What they left behind, says Mr. Oso – a short man with a welcoming face and graying hair, who in Syria made his living building window and door frames – was “full destruction … horror, horror, horror.”
The same dangers have not lurked in Turkey. But Oso lost his job as a salesman in Izmir two months ago. Cash dried up, as did the family’s hope of staying. The children have not spent a day in school.
'They could send people back?'
“I can’t live here anymore,” says Oso, as rain poured outside. To pay the smuggler, he borrowed $1,100 from a friend, and promised to give all the items in the apartment like the TV and the refrigerator, which might be worth $400.
When told about the EU-Turkey deal, Oso looked at his children and seemed to be weighing the risk of the sea crossing, which this year alone has already claimed 440 lives. He asked, his voice breaking: “Is it possible they could send people back from Greece?”
The family’s smuggler had only warned of high waves and bad weather, not being sent back.
“The Turkish government just wants to enter the European Union, and if it happens they will sell us back to Syria,” says Oso, his wife, Nadia, nodding agreement. “Nowadays we Syrians are like goods to be bartered. I blame [Syrian President] Bashar al-Assad, and the Turkish government.”
The family’s final attempt to cross came at 2 a.m. Sunday. One witness who saw them depart said “they were walking secretly and their faces were full of horror and sadness.”
The family eventually made it to a boat and launched, but they were chased by the Turkish coast guard. Family members say the refugee boat tried to evade capture, and assert that authorities even tried to sink it.
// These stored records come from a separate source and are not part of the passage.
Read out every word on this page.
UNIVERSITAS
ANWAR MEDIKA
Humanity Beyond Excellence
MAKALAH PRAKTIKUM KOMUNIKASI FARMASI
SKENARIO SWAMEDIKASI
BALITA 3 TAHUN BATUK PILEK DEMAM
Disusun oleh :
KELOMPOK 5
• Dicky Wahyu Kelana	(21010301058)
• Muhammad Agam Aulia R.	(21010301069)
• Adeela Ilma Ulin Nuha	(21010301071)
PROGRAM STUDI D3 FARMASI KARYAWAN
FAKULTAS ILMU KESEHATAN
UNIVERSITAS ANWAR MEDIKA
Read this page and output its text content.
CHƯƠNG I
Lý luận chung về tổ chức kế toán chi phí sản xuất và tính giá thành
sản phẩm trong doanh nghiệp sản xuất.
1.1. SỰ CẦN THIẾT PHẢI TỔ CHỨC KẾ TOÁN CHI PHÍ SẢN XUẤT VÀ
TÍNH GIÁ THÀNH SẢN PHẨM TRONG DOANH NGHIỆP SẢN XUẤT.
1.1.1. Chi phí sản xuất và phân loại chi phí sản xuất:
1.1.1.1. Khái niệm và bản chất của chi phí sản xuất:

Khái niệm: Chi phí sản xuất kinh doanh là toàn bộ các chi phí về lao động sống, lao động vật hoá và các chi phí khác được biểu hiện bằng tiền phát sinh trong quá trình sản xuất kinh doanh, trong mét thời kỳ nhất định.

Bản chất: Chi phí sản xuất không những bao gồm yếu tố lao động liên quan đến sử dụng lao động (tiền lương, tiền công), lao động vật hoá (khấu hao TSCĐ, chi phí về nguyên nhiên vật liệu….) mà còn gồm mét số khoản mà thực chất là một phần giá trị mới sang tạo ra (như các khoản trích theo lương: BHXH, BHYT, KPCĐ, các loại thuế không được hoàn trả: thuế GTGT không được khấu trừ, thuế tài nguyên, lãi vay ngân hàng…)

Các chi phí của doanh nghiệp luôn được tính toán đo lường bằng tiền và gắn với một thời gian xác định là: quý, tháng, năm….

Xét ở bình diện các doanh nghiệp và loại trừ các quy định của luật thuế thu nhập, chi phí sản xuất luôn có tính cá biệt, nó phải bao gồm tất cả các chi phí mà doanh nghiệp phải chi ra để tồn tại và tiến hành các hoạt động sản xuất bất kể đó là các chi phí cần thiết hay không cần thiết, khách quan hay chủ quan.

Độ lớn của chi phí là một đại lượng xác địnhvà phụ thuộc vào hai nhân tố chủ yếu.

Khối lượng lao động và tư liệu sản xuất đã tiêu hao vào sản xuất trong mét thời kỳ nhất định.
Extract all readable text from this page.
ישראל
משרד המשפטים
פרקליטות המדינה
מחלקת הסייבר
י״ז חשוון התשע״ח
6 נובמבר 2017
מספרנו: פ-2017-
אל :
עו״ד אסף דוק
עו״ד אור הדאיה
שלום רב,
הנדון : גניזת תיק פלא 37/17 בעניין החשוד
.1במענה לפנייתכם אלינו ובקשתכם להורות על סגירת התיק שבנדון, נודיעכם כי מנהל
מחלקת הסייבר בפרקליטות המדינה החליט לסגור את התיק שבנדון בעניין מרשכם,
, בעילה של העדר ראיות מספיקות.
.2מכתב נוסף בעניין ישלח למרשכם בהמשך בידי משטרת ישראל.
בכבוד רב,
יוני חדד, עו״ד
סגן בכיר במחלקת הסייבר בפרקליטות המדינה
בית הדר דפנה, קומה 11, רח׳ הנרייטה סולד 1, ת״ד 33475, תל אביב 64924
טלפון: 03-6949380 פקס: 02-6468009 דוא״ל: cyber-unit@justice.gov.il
But finally after loud wailing by the terrified migrants, the relatives say, the coast guard left them alone and a Red Cross boat helped them cross the final two miles to the Greek island of Lesbos.
A 'good' smuggler
For Syrian smuggler Ahmed, it was another successful crossing, the latest that has carried more than 1,000 Syrians to Greece under his watch, in just nine months. The 24-year-old with a fake leather jacket and gelled hair has no fear that his lucrative business will be dented by the EU-Turkey deal, which he says is “all talk.”
He lists the numbers like a practiced accountant, and uses two mobile phones and an external battery pack to keep them powered up. Summer prices were $1,200 for each adult to cross by boat, but lower demand and more dangerous conditions in winter lower that price to $600 or $700, says Ahmed. Children age 10 are half price; kids under 7 are free.
Each boatload might yield $25,000 from passengers, but the boat itself costs $6,500, the vehicles to get the refugees two hours up the coast to a secret launch point – while evading the police – might cost $3,000. The five workers on the shore that organize departure cost a total of another $1,500.
Deducting expenses, a successful journey yields $5,000, split with a big Turkish boss. If the trip fails, Ahmed loses $1,500. On his cell phone are smuggler selfies, of Ahmed and a colleague with inflatable refugee boats behind them on the shore.
Ahmed, who lists profit as his primary motivator, followed by helping people, says the EU-Turkey won’t stop the flow of refugees. “It’s impossible to stop them.”
He has a reputation as a “good” smuggler, and says he warned the Oso family not to make their second attempt, because of bad weather.
“I have never lost anyone,” he says. “I trust my work.”